Gradient-flow graph for example computational graph

Fig 2.b: Gradient-flow graph for above example

Fig 2.b: Gradient-flow graph for above example

  • We can think of the above computation as gradients (i.e. partial derivatives) flowing from the output(s) towards the input(s) of a computational graph, and construct the respective gradient-flow graph, shown in Fig 2.b: Gradient-flow graph for above example.
    • In this graph, the edges represent the partial derivative between the two nodes connected by the edge.

    • To get the gradient of a particular node w.r.t. the output, we consider gradients along all paths from the output to that node.

    • As we traverse edges along a particular path from the output to the input, we multiply by the gradients we encounter.
      • E.g. to get \(\frac{\partial g}{\partial e}\), we multiply \(\frac{\partial g}{\partial f} \cdot \frac{\partial f}{\partial e}\)

    • As for \(\frac{\partial g}{\partial c}\): despite the fork at \(e\), there is only one path from \(g\) to \(c\), which is \(g \rightarrow f \rightarrow e \rightarrow c\) . Thus:

      \[\frac{\partial g}{\partial c} = \frac{\partial g}{\partial f} \cdot \frac{\partial f}{\partial e} \cdot \frac{\partial e}{\partial c}\]

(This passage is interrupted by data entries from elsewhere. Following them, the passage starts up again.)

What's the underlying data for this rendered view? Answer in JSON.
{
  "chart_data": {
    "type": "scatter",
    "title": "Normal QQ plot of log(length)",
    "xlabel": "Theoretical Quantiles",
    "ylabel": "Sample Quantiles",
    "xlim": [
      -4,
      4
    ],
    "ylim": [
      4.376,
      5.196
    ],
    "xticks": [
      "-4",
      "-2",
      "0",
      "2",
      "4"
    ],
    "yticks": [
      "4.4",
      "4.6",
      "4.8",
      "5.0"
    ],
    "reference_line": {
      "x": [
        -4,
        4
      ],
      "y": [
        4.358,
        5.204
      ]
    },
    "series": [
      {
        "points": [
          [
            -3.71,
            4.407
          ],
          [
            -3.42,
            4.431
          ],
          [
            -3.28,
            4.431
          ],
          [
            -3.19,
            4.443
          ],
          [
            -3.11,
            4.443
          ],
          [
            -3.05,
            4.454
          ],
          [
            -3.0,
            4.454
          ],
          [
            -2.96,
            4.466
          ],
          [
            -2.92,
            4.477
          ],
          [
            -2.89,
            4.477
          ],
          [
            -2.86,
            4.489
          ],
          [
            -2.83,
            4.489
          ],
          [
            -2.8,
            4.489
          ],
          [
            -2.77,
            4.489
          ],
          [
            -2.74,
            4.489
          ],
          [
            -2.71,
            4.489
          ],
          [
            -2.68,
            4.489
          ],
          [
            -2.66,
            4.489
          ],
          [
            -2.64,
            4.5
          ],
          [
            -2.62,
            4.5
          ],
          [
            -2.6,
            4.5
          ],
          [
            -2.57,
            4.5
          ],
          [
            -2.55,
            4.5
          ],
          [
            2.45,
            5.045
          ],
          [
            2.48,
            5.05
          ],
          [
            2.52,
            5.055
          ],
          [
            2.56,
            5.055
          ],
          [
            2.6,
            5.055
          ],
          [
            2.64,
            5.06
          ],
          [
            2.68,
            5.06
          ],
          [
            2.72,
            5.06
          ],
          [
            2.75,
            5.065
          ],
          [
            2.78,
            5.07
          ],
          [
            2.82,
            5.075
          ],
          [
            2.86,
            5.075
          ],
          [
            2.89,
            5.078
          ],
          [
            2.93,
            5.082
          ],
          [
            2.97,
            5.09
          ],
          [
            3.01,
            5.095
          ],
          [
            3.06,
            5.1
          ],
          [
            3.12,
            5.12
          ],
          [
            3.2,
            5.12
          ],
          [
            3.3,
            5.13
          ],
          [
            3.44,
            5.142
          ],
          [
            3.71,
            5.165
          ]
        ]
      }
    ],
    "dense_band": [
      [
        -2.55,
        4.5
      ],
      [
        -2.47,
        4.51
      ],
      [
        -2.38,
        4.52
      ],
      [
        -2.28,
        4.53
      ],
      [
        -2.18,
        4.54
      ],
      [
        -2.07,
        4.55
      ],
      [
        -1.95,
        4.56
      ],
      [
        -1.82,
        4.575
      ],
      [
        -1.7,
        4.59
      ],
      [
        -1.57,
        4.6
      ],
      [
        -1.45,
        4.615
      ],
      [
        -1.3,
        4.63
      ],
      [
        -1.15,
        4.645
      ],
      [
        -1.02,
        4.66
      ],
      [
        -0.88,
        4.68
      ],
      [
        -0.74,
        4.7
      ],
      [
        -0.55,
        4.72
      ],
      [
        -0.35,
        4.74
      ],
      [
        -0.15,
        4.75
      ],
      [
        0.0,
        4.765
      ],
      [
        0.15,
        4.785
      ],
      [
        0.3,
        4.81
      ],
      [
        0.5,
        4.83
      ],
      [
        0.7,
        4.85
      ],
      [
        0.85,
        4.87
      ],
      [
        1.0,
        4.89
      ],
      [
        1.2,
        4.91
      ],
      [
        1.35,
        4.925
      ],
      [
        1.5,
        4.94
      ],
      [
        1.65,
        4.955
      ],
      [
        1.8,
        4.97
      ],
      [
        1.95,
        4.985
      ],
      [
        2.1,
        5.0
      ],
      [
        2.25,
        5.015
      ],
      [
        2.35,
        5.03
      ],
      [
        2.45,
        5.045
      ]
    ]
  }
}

      The same holds true for \(\frac{\partial g}{\partial d}\).

    • When two or more paths in a gradient-flow graph join at a node (such as \(b\)) we must sum up the product of gradients along all of these paths:

      \[\frac{\partial g}{\partial b} = \left( \frac{\partial g}{\partial f} \cdot \frac{\partial f}{\partial e} \cdot \frac{\partial e}{\partial d} \cdot \frac{\partial d}{\partial b} \right) + \left( \frac{\partial g}{\partial f} \cdot \frac{\partial f}{\partial e} \cdot \frac{\partial e}{\partial c} \cdot \frac{\partial c}{\partial b} \right)\]

      A more intuitive grouping is possible, based on the flow:

      \[\frac{\partial g}{\partial b} = \frac{\partial g}{\partial f} \cdot \frac{\partial f}{\partial e} \cdot \left( \frac{\partial e}{\partial d} \cdot \frac{\partial d}{\partial b} + \frac{\partial e}{\partial c} \cdot \frac{\partial c}{\partial b} \right)\]

      The term in the parenthesis above represents the subgraph \(bcde\), which forks at \(e\) and joins at \(b\). We can calculate the gradient of such subgraphs as an independent block:

      \[\frac{\partial e}{\partial b} = \frac{\partial e}{\partial d} \cdot \frac{\partial d}{\partial b} + \frac{\partial e}{\partial c} \cdot \frac{\partial c}{\partial b}\]
  • We can actually use the gradient-flow graph to get the partial derivative of any variable (not just the final output) with respect to any variable it depends on.

    E.g. if we wanted \(\frac{\partial f}{\partial d}\), we would just have to look at the edges along all paths from \(f\) to \(d\) and trace the path of gradients accordingly:

    \[\frac{\partial f}{\partial d} = \frac{\partial f}{\partial e} \cdot \frac{\partial e}{\partial d}\]
  • Let us now use our knowledge to calculate \(\frac{\partial g}{\partial a}\).
    • Peeking at the gradient flow graph, we see that there is only one gradient flowing into \(a\). This, we can use our basic chain rule:

      \[\begin{split}\frac{\partial g}{\partial a} &= \frac{\partial g}{\partial b} \cdot \frac{\partial b}{\partial a} \\ &= (1944 - 900a)(-3) \\ &= 2700a - 5832\end{split}\]
    • Remember: we store and re-use the values we had already calculated. To obtain any new gradient value, we only have to calculate the gradient on each of the final edge incoming to the target node, on the gradient-flow graph. Here, that is \(\frac{\partial b}{\partial a}\). We then reuse the already-computed values of gradients to fill the rest of the chain (here, \(\frac{\partial g}{\partial b}\)).